Bennett’s account is reproduced in an article in 1984 JCHAS by James S. Donnelly Junior, of the University of Wisconsin-Madison.  He is a leading authority of Cork and its Political and land History.  He acknowledges his debt to his graduate student Irene Whelan Hehir who laboured for months in deciphering Mr. Bennett’s account written for family consumption in 1785.  Donnelly’s introduction sets out the overall backdrop in terms of land tenure, religon and politics.  At times Bennet’s account reads like the News of the World, drunken Ministers, the upper Catholic Prelates sculling pints late in the Cork Taverns, marital infidelity etc.

Cork Apothecaries:

Mrs Amelia Jeffaries is mentioned in Bennett’s memoir as one of the instigators of the Rightboy movement in Co. Cork.  She clearly was a woman of charisma as her devoted followers laboured in their thousands without pay in her endeavour to drain the lake in Blarney.
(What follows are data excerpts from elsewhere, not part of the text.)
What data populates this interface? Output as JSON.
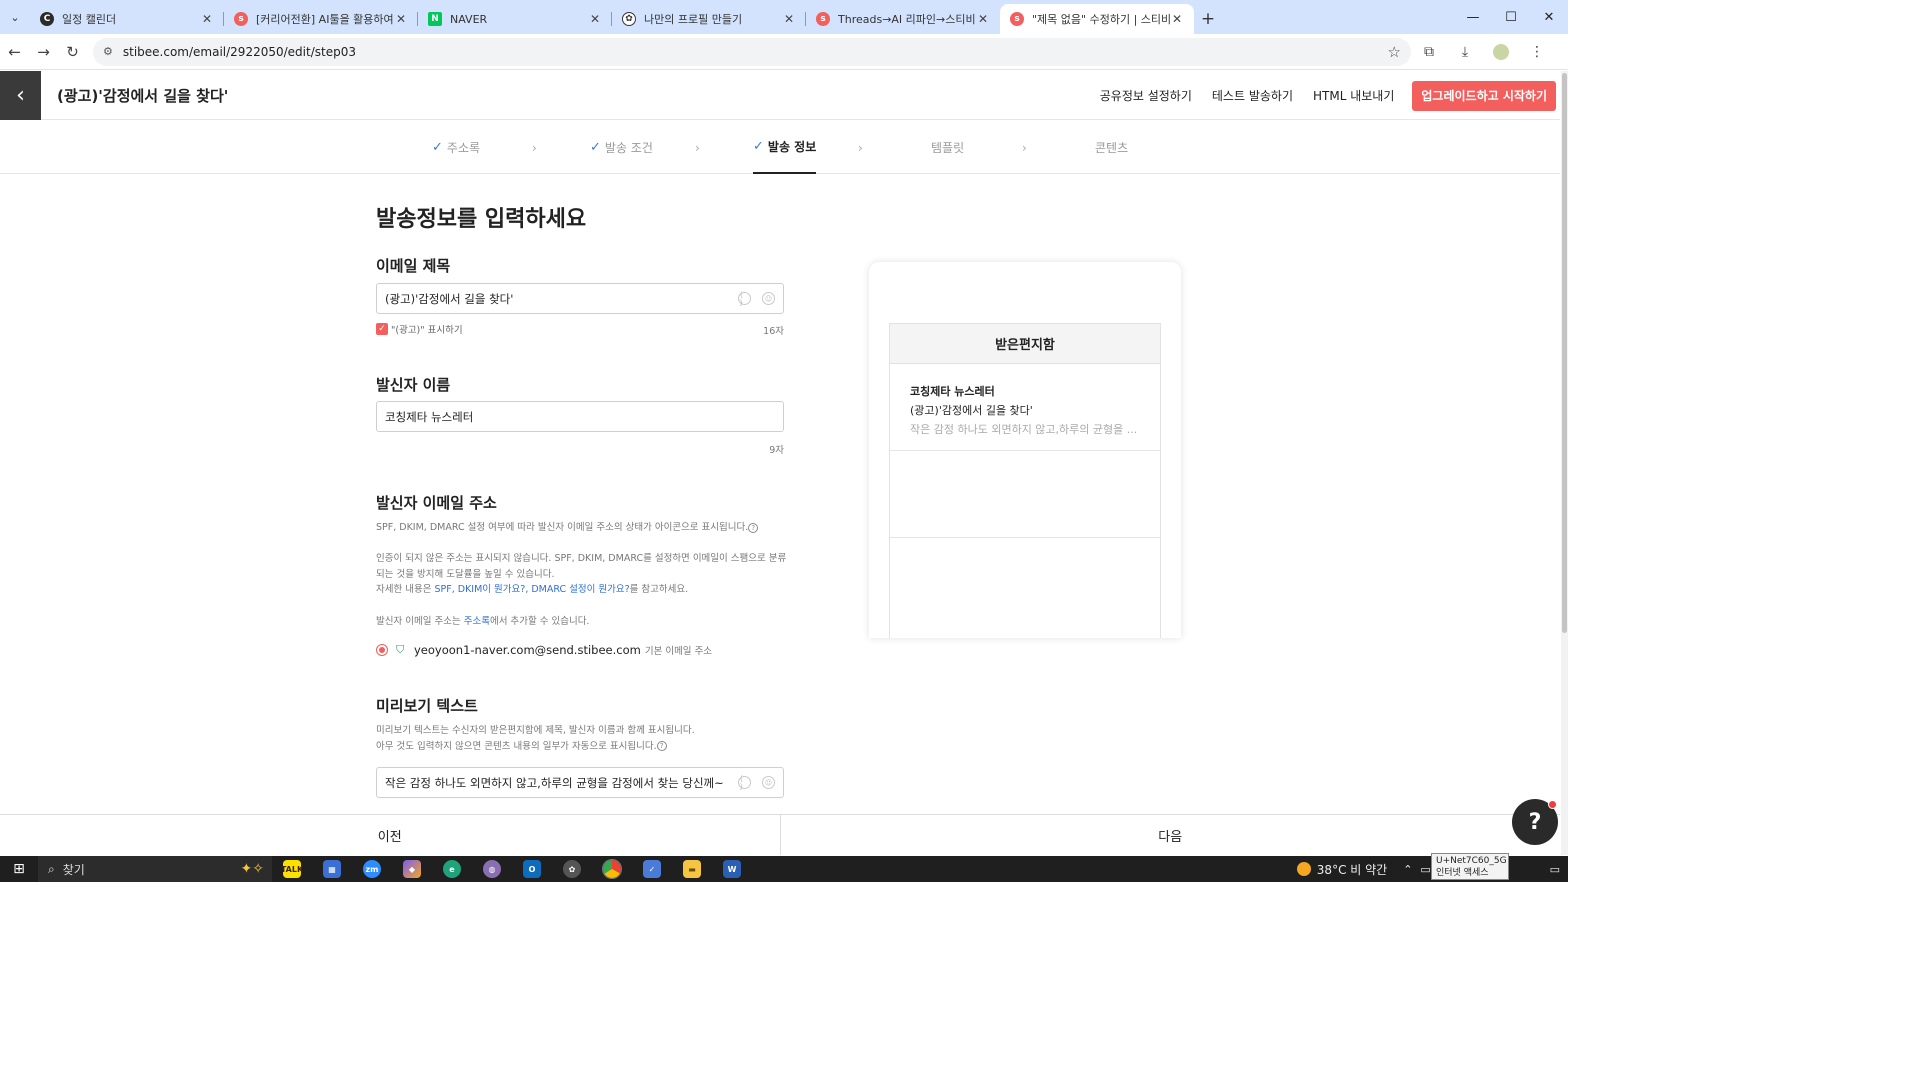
{
  "browser": {
    "tabs": [
      {
        "title": "일정 캘린더",
        "icon": "calendar-c-icon",
        "color": "#2b2b2b"
      },
      {
        "title": "[커리어전환] AI툴을 활용하여",
        "icon": "stibee-icon",
        "color": "#f25f5c"
      },
      {
        "title": "NAVER",
        "icon": "naver-icon",
        "color": "#03c75a"
      },
      {
        "title": "나만의 프로필 만들기",
        "icon": "openai-icon",
        "color": "#333333"
      },
      {
        "title": "Threads→AI 리파인→스티비",
        "icon": "stibee-icon",
        "color": "#f25f5c"
      },
      {
        "title": "\"제목 없음\" 수정하기 | 스티비",
        "icon": "stibee-icon",
        "color": "#f25f5c"
      }
    ],
    "url": "stibee.com/email/2922050/edit/step03"
  },
  "header": {
    "title": "(광고)'감정에서 길을 찾다'",
    "actions": [
      "공유정보 설정하기",
      "테스트 발송하기",
      "HTML 내보내기"
    ],
    "upgrade": "업그레이드하고 시작하기",
    "accent": "#f25f5c"
  },
  "steps": [
    {
      "label": "주소록",
      "done": true
    },
    {
      "label": "발송 조건",
      "done": true
    },
    {
      "label": "발송 정보",
      "done": true,
      "current": true
    },
    {
      "label": "템플릿",
      "done": false
    },
    {
      "label": "콘텐츠",
      "done": false
    }
  ],
  "form": {
    "heading": "발송정보를 입력하세요",
    "subject": {
      "label": "이메일 제목",
      "value": "(광고)'감정에서 길을 찾다'",
      "ad_check": "\"(광고)\" 표시하기",
      "count": "16자"
    },
    "sender_name": {
      "label": "발신자 이름",
      "value": "코칭제타 뉴스레터",
      "count": "9자"
    },
    "sender_email": {
      "label": "발신자 이메일 주소",
      "help1": "SPF, DKIM, DMARC 설정 여부에 따라 발신자 이메일 주소의 상태가 아이콘으로 표시됩니다.",
      "help2a": "인증이 되지 않은 주소는 표시되지 않습니다. SPF, DKIM, DMARC를 설정하면 이메일이 스팸으로 분류",
      "help2b": "되는 것을 방지해 도달률을 높일 수 있습니다.",
      "help3_pre": "자세한 내용은 ",
      "help3_link": "SPF, DKIM이 뭔가요?, DMARC 설정이 뭔가요?",
      "help3_post": "를 참고하세요.",
      "help4_pre": "발신자 이메일 주소는 ",
      "help4_link": "주소록",
      "help4_post": "에서 추가할 수 있습니다.",
      "address": "yeoyoon1-naver.com@send.stibee.com",
      "default_tag": "기본 이메일 주소"
    },
    "preview_text": {
      "label": "미리보기 텍스트",
      "help1": "미리보기 텍스트는 수신자의 받은편지함에 제목, 발신자 이름과 함께 표시됩니다.",
      "help2": "아무 것도 입력하지 않으면 콘텐츠 내용의 일부가 자동으로 표시됩니다.",
      "value": "작은 감정 하나도 외면하지 않고,하루의 균형을 감정에서 찾는 당신께~"
    }
  },
  "preview": {
    "inbox_title": "받은편지함",
    "from": "코칭제타 뉴스레터",
    "subject": "(광고)'감정에서 길을 찾다'",
    "snippet": "작은 감정 하나도 외면하지 않고,하루의 균형을 ..."
  },
  "bottom": {
    "prev": "이전",
    "next": "다음"
  },
  "taskbar": {
    "search": "찾기",
    "weather": "38°C  비 약간",
    "network_tip_line1": "U+Net7C60_5G",
    "network_tip_line2": "인터넷 액세스"
  }
}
Her sister Eleanor ironically was married to Dominic Trant, a Cork Barrister, who wrote a pamphlet against the Rightboys.  He killed Colhurst one of the Rightboy supporters and a major landowner in a duel outside Bray in 1787 and was charged and acquitted of murder. The Trants were an old Catholic Cork family intermarried with the Gallweys who became Church of Ireland, sometime in the 18th century.
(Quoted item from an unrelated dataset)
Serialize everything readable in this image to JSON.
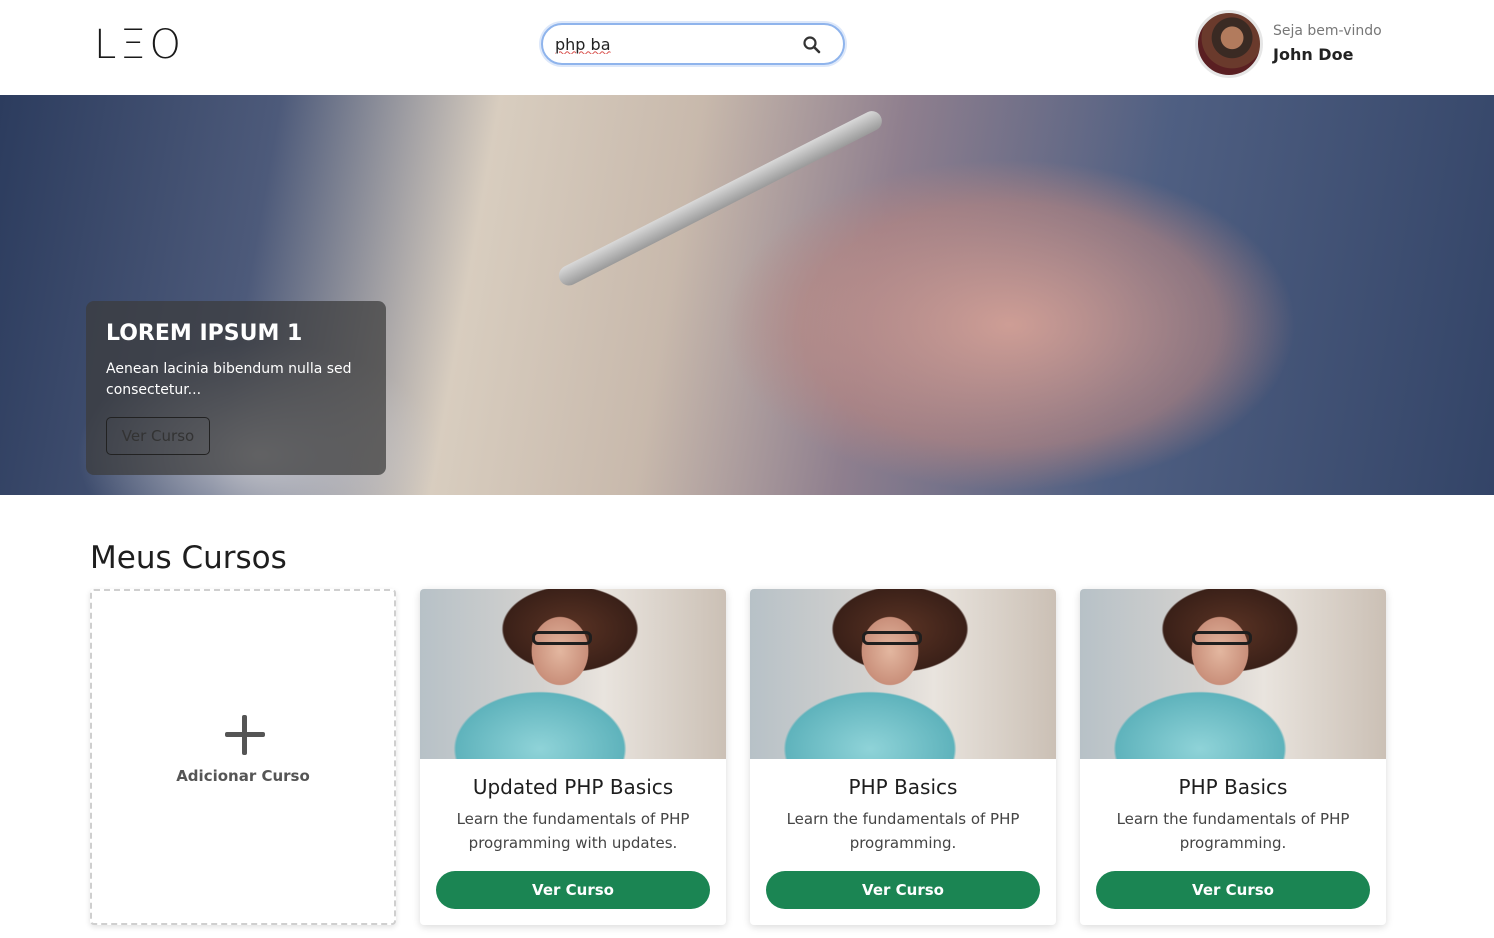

Duignan was a fellow of Trinity College and a very successful barrister.  Although his father was a Catholic he was virulently anti-Catholic, however is wife was a Catholic with a private chapel and on his death his considerable fortune went to his Catholic nephew.

Father Arthur O’Leary started his Academy at Blackmoor Lane and was a major figure in the late 18th century widely respected.  He was highly insulted by Duignan of his surname understandable as ‘mórtas cine’.  Many of the Gaelic Aristocracy had fallen on very hard toe in the 18th century being reduced in many circumstances to living as labourers in hovels.  However they retained a pride in their origin ad they hope that one day their time would come again.

Jack Fitzgibbon, has enjoyed a very bad press in Irish History as one of the ‘Junta’ who de facto ruled the country for about 15 years towards the end of the 18th century.  At that time the Patriot Parliament deliberated, in fact it was devoid of power and while the Lawyer MPS deliberated after a busy day in the 4 Courts then in Hell near Christchurch or came up from their Estates real power resided in Dublin Castle.

Dublin had a chronic crime problem, the limited amount of policing was provided by half pay officers of broken down NCOs all Protestant. This was paid for by a charge on the tithes levied on the parish cess and the property owners were against any increase. Against trenchant Political, Religious opposition Fitzgibbon introduced a Dublin Police Force professionally officered and staffed.  Almost immediately here was a dramatic drop in crime. Some years later due to political pressure it was disbanded but within a few years it was the model for a similar force.  In turn this was the model for the RIC which was widely admired throughout the English speaking world for it efficiency and honesty.  The special circumstances of Ireland condemned it as apart from acting on police duties it was a gendamary charged with protecting the Imperial interest.

Fitzgibbon along with Foster and Beresford managed the county and economy.  When you look in detail at their performance it is remarkable.  The ushered in the greatest boom ever known in Ireland apart from the Celtic Tiger, they did not cause it but did things or prevented things happening that contributed to its success. Foster and Beresford ushered in balanced budgets and introduced capital budgets financed by borrowing.  Major reforms were introduced to support native industry.  Later in the 19th century Foster set up and Chaired the Bog Commissioners, taking no salary.  It  mapped all the bog areas as precursor to their exploitation which in the event did not happen until Born na Móna in the 1930s.